Solar Energy Generating Systems (herein referred as “SEGS”) are electricity producing systems that utilize solar energy as a source heat which coupled with a Rankine engine transform thermal energy into shaft energy which gets transformed into electrical energy. The fluid heated by the sun in a solar collector is used to evaporate a working fluid and the vapor is used to move a turbo-generator by conventional techniques. The spent vapor is condensed utilizing either cold water or air as a heat sink. The turbines of the Rankine engine are a well known and mature technology and latest improvements are relatively small, but there is potential for improvement in the solar collector field which today represents the bulk of the investment of SEGS.
Efforts to capture solar energy to produce steam are more than 150 years old (August Mouchot—1860). Sun-tracking parabolic reflectors are more than 100 years old. Frank Shuman applied for U.S. Pat. No. 1,240,890 in Sep. 30, 1912 for a Sun Boiler that comprises, among other things, a sun tracking parabolic collector. The oil embargo in 1973 spurred research efforts to develop renewable energy sources which translated into a deluge of patents and papers with leap jumps in improvements and installation of photovoltaic panels, wind turbines and solar thermal systems. Several SEGS large plants were installed in the Mojave Desert in the 1980s with a combined capacity of 354 MW.
Recent high energy prices have sparked renewed interest in the use of renewable energy sources. Solar energy, available almost everywhere, is unfortunately much diluted and fluctuates widely during the year and even during the day, even without taking into consideration cloud cover. The installation of wind turbines and photovoltaic has exploded in the last decade and prices have continued to drop, but due to their unsteadiness and unpredictability, without storage, they are not able to provide the steady electricity we need.

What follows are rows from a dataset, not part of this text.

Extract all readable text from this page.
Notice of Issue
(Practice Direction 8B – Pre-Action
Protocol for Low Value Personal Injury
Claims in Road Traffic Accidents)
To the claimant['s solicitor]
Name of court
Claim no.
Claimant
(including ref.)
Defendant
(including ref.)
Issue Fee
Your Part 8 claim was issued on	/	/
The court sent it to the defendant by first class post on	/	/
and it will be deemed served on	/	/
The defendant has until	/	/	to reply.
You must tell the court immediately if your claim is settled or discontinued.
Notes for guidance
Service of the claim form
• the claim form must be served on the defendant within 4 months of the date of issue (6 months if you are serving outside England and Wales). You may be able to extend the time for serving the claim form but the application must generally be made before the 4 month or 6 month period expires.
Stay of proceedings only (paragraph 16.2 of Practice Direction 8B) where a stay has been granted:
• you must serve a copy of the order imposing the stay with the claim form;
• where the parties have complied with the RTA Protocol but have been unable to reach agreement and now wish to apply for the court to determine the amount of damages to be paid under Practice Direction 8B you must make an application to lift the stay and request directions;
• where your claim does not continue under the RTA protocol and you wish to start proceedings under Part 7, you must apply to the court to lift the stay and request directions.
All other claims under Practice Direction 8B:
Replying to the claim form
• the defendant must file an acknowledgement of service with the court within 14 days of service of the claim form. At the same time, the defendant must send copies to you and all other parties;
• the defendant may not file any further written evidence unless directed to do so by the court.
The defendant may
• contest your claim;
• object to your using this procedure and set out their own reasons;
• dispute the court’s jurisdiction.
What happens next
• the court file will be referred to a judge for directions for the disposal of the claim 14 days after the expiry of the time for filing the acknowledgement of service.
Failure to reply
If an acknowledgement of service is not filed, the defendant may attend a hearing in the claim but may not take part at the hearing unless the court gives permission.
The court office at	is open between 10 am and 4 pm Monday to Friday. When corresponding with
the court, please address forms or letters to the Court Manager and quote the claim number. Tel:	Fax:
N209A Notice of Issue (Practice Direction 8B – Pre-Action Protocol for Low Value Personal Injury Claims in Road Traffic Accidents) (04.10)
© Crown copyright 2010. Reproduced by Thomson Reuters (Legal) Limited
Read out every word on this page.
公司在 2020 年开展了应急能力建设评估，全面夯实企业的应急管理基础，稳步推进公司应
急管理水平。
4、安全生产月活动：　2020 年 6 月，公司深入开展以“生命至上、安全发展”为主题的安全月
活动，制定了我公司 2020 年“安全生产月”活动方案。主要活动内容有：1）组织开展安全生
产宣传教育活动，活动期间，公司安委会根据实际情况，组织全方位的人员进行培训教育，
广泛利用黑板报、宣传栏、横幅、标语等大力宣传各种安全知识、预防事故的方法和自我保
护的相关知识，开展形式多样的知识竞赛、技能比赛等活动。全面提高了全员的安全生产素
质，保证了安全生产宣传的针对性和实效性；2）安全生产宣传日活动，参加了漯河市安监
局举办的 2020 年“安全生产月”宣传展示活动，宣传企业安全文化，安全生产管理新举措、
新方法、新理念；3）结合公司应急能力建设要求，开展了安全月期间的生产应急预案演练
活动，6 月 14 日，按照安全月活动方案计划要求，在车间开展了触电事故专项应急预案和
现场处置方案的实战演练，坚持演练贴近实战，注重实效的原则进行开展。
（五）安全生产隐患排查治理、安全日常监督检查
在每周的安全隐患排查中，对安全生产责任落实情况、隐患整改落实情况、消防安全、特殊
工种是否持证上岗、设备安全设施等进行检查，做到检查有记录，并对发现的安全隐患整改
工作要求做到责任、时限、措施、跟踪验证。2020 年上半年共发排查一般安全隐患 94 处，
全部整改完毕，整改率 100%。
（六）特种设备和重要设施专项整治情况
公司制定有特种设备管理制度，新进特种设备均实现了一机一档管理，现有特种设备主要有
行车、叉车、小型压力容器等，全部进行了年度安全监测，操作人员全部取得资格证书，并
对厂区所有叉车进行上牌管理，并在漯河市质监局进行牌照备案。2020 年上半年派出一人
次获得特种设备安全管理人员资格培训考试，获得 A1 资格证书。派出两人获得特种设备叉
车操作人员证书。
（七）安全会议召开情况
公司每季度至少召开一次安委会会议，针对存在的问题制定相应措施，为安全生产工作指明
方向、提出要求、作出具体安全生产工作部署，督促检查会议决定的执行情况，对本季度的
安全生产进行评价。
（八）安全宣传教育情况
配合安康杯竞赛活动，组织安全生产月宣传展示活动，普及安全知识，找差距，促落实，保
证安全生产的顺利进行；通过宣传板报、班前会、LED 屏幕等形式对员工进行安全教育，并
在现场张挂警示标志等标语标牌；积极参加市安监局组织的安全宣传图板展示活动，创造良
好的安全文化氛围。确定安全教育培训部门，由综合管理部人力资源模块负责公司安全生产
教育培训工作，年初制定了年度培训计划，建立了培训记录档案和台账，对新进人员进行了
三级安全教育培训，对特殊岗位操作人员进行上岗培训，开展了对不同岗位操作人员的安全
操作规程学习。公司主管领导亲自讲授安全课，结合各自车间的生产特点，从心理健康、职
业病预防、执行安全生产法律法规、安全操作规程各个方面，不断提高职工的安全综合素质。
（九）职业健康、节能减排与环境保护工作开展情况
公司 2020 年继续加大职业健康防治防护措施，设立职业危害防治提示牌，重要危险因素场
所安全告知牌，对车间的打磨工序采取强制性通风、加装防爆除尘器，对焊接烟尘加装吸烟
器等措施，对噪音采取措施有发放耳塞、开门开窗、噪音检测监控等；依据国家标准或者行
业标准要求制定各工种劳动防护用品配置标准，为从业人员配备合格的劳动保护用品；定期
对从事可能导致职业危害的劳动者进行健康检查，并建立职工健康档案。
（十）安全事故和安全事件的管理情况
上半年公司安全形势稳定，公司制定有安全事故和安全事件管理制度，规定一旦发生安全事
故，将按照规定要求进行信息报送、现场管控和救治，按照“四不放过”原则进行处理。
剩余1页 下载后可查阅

The new SEGS with better trough parabolic mirrors and solar towers with dual axis tracking heliostats operating at higher temperatures and with molten salts as thermal storage are able to provide steadier generation and are becoming less pricey. Progress has been impressive and efficiencies have improved steadily over time with better materials, better tracking mechanisms, evacuated tubes, the use of thermal oils and molten salts, or even new approaches like Stirling engines mounted on top of parabolic dual tracking mirrors. Yet, challenges remain
State-of-the-art, sun tracking trough parabolic collectors are oriented along the North South (“NS”) axis, with the mirror and receiver following the sun's movements from East to West, but are held horizontally even when it is well known that inclining the mirror will allow the capture of more energy. There are two problems with NS orientation: (i) the sun's altitude also changes during the day and seasons (in the winter months in most of the USA, the sun does not rise above the horizon more than 40°, and therefore, collectors oriented along the NS axis face substantial dispersion due to the cosine law in the winter), and; (ii) inclining the collectors to capture more energy is prevented from (a) wind considerations that requires a strong structure to prevent damage to a large moving area; (b) shadowing effects requiring large distances between collectors, and even; (c) possible freeze considerations due to the difficulty of draining low spots of a field of inclined collectors. As of today, no economic solution has been found for the problem of inclining large surface collectors capable of resisting strong winds.
An inclined collector oriented along the East-West (“EW”) axis, facing South in the northern hemisphere ameliorates some of the problems discussed above, but encounters others. The hourly movement of the sun produces accentuated daily dispersion and the collectors need to be spaced further apart. While the output of NS collectors peaks during the summer, the output of inclined EW collectors (same angle as latitude) peaks during the spring and fall equinoxes.
Since the electricity generated is mostly sold to utilities, to improve the financial viability of SEGS, developers sought larger solar thermal installations to capture better economies of scale, high temperatures to improve thermal efficiencies and even molten salts to provide some storage, that has resulted in increased size and complexity which makes their financing and proliferation difficult.
The present invention relates to the use of an inclined and flip-able spiral shaped fixed trough collector, oriented along the EW axis with a moving receiver. The system departs from current pursuit of high temperature and large generation units, seeking instead a less costly and simpler smaller scale system, which could be the basis of a distributed system generating with capacities of several hundred kW.